Aug 2

Here’s a trade I was watching set up, but had to leave before the third candle finished. I would have taken this trade for sure, and probably jumped out way too early! But, it shows how the paintbars are starting to come together a bit.

Not all examples are this nice, of course!

One of these days I’m gonna video a live trade… it’s just that I’m paranoid about it affecting my performance, either via technical problems, or just being on camera affecting my judgment (obviously I would want my live trade to be a winner, you know?).

Jul 24

I wanted to show you how I’ve been selecting trades the last few weeks. It’s a multi-step process. The paintbars alert me to possible entries on my lowest level charts. Then, if I like what I see, I go from the top down and make sure all my higher-level charts agree. Then, I go to the L1 bid/ask and watch the tape to get into the trade.

Here’s a screenshot of my entire charts screen, with notes on all the various types of charts I use…. it helps put the video below into context (it’s showing the same trade that the video describes).

all my charts

There’s a 6-month daily PnF chart, which is mainly for the trend. There’s two intraday PnF charts… a high-level one and a low-level one. The high-level one always shows two days of action. The low level one just shows whatever is comfortable to view (about 30 bars looks good to me at that size). The lowest-level chart is the 3-minute candlestick chart. It has a ton of indicators loaded, but most are hidden because they are only there to support paintbars. I like to make the paintbars do all the work, if I can, and stare at this chart as little as possible. I only show 2 hours of action on that 3-minute chart, because I don’t want to fall into the habit of trading entirely off the time candles. I want to force myself to use the higher-level PnF charts for higher-level information.

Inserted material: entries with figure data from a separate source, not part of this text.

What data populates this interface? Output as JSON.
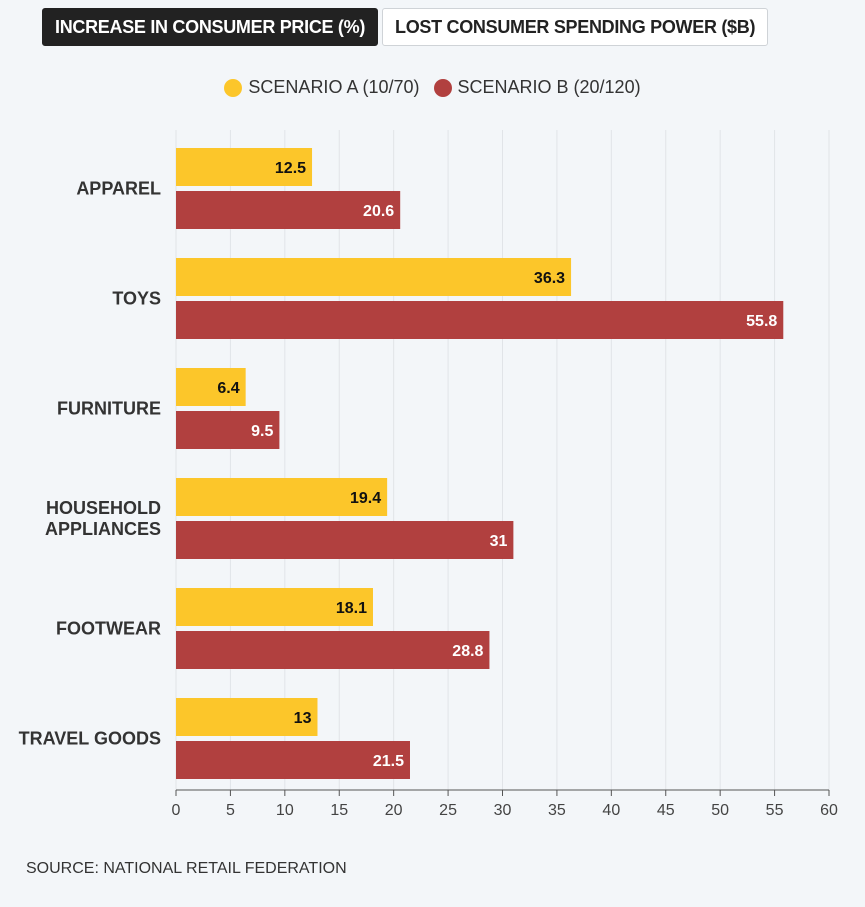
{
  "tabs": [
    {
      "label": "INCREASE IN CONSUMER PRICE (%)",
      "active": true
    },
    {
      "label": "LOST CONSUMER SPENDING POWER ($B)",
      "active": false
    }
  ],
  "source": "SOURCE: NATIONAL RETAIL FEDERATION",
  "colors": {
    "scenario_a": "#fcc62a",
    "scenario_b": "#b1403f",
    "active_tab_bg": "#222222",
    "grid": "#e1e4e8"
  },
  "chart_data": {
    "type": "bar",
    "orientation": "horizontal",
    "categories": [
      [
        "APPAREL"
      ],
      [
        "TOYS"
      ],
      [
        "FURNITURE"
      ],
      [
        "HOUSEHOLD",
        "APPLIANCES"
      ],
      [
        "FOOTWEAR"
      ],
      [
        "TRAVEL GOODS"
      ]
    ],
    "series": [
      {
        "name": "SCENARIO A (10/70)",
        "values": [
          12.5,
          36.3,
          6.4,
          19.4,
          18.1,
          13
        ],
        "labels": [
          "12.5",
          "36.3",
          "6.4",
          "19.4",
          "18.1",
          "13"
        ]
      },
      {
        "name": "SCENARIO B (20/120)",
        "values": [
          20.6,
          55.8,
          9.5,
          31,
          28.8,
          21.5
        ],
        "labels": [
          "20.6",
          "55.8",
          "9.5",
          "31",
          "28.8",
          "21.5"
        ]
      }
    ],
    "xlim": [
      0,
      60
    ],
    "xticks": [
      0,
      5,
      10,
      15,
      20,
      25,
      30,
      35,
      40,
      45,
      50,
      55,
      60
    ],
    "grid": true,
    "legend_position": "top-center"
  }
}
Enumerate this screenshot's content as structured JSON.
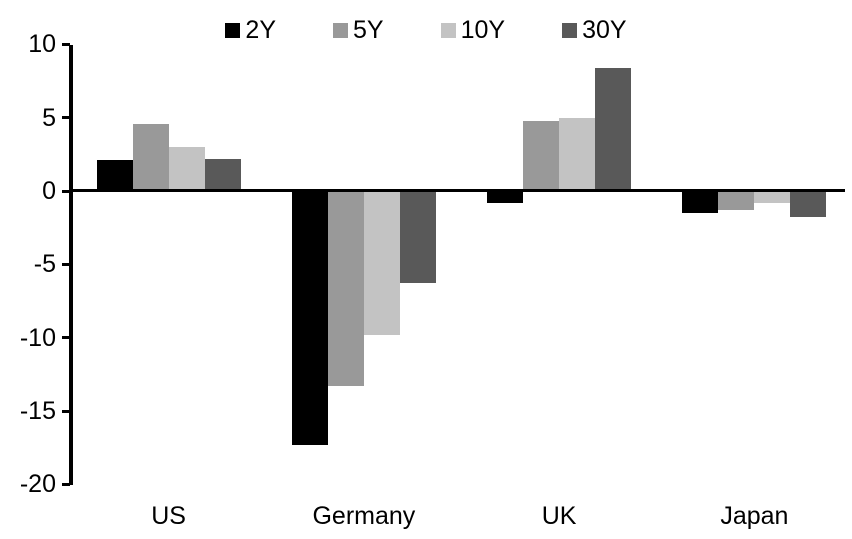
{
  "chart_data": {
    "type": "bar",
    "title": "",
    "xlabel": "",
    "ylabel": "",
    "categories": [
      "US",
      "Germany",
      "UK",
      "Japan"
    ],
    "series": [
      {
        "name": "2Y",
        "color": "#000000",
        "values": [
          2.1,
          -17.3,
          -0.8,
          -1.5
        ]
      },
      {
        "name": "5Y",
        "color": "#999999",
        "values": [
          4.6,
          -13.3,
          4.8,
          -1.3
        ]
      },
      {
        "name": "10Y",
        "color": "#c3c3c3",
        "values": [
          3.0,
          -9.8,
          5.0,
          -0.8
        ]
      },
      {
        "name": "30Y",
        "color": "#595959",
        "values": [
          2.2,
          -6.3,
          8.4,
          -1.8
        ]
      }
    ],
    "y_ticks": [
      10,
      5,
      0,
      -5,
      -10,
      -15,
      -20
    ],
    "ylim": [
      -20,
      10
    ],
    "grid": false,
    "legend_position": "top-center",
    "axis_color": "#000000",
    "background_color": "#ffffff"
  }
}
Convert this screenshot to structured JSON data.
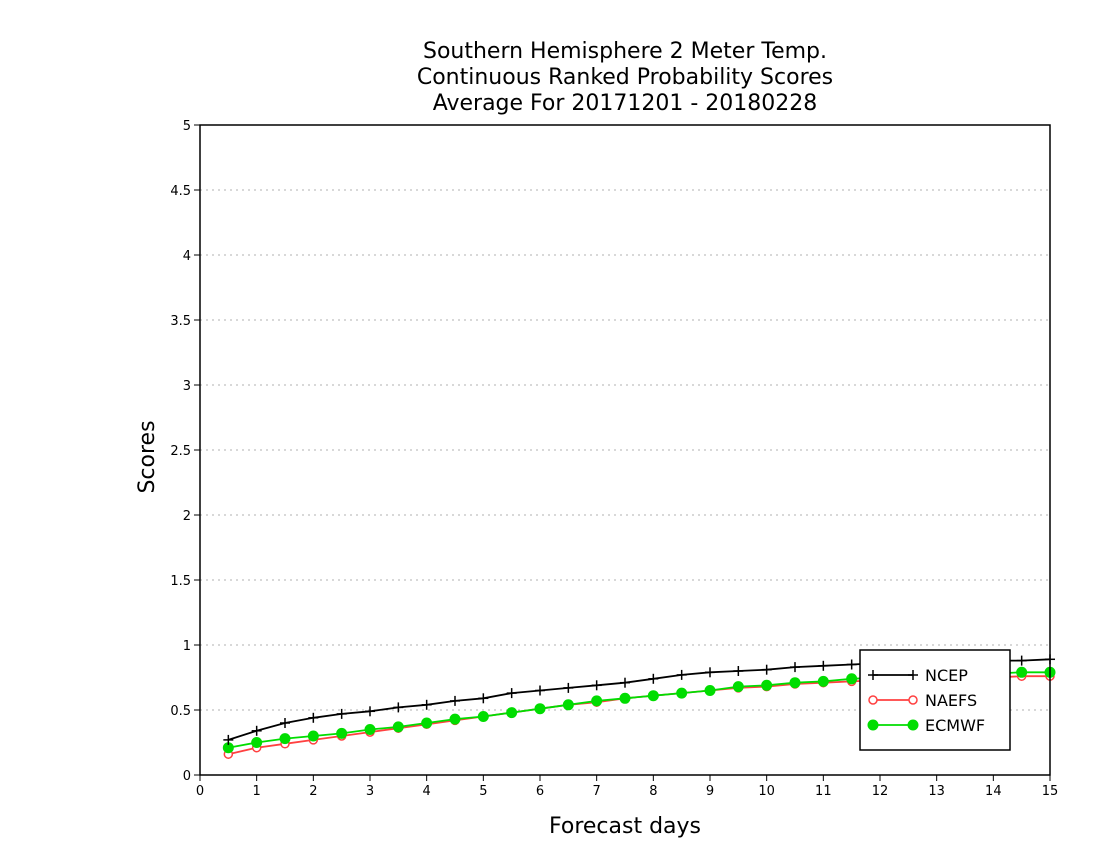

As you can see… I can only look at one stock at a time with this setup, so I try to keep my watchlist pretty small. I cycle through them and try to remember which ones look ripe to set up soon. I visit those more often, and do a full cycle through the charts maybe only once an hour or so. There is a little room over on the right side of the screen to put charts of stocks I want to track closely, but I rarely do that.

Here’s a video where I talk about how I use the lowest level, time-based chart to spot a trade. Refer to the screenshot above for how all the charts fit together. It takes a long time to explain in my ridiculous rambling style, but doing the actual checking takes only a split second. That’s a good thing, because you have to be FAST in these markets!

Jul 16

So, inspired by the kinds of indicators I’ve been seeing on the EOTpro.com videos, I played around and created some paintbar indicators this weekend. They aren’t the same strategy as in the videos, but I got ideas like color coding various signal ’strengths’ so I can differentiate the quality of the setups better. Plus, it gave me a chance to play with some QT indicators that I’ve never used, which was fun.

Today, I was inspired to try to use some of my new paintbars, because my connection to scottrade was wacky. The d/l speed dips to 0.00 kb/s for a few seconds, followed by a burst of traffic. Result? Everything freezes, and then it plays what I missed at triple speed until it catches up. Not exactly a prime scalping environment!

So, the strategy with the most impressive non-scientific eyeballed 2-days of data “backtest” was a kind of mean-reversion idea. It basically tries to decide when a stock is primed to return to its recent average price. Not revolutionary, I know. Here’s how the first trade went… it was scary!

First, the daily PnF… Atheros Communications, Inc. (Nasdaq: ATHR) was in such a clear uptrend that I didn’t even bother drawing the arrow for you. If you can’t see it, get your eyes checked:

ATHR PnF

It gapped up today, and sold off at the open. A couple candles past the premarket, it turned, and I got a blue arrow pointing up. This is the ‘medium strength’ (gray being weak and bright green being strong) buy signal. I’m still playing with the details, but the basic idea is that the signal means “this stock has moved far (in a std. deviation sense) from value, quickly, and has good probability of retracing.”

The target would be the blue line (a T-3 moving average) at minimum. Since we were going long, with the overall trend, I was going to look for more than that. The stop would be below the recent swing low. Here’s how the trade panned out:

athr-candle-2h_3m-2007-07-16-092648.PNG

Whew! The markets were acting all kinds of skittish (the TICKs were pegged negative for most of the first hour) because they were near the highs from Friday. As you can see, the T-3 average target was starting to drop, so when I got a push through it I sold my position for a 0.55 R gain. I think it was the right choice. As I write this, the price has fallen back to 33.34.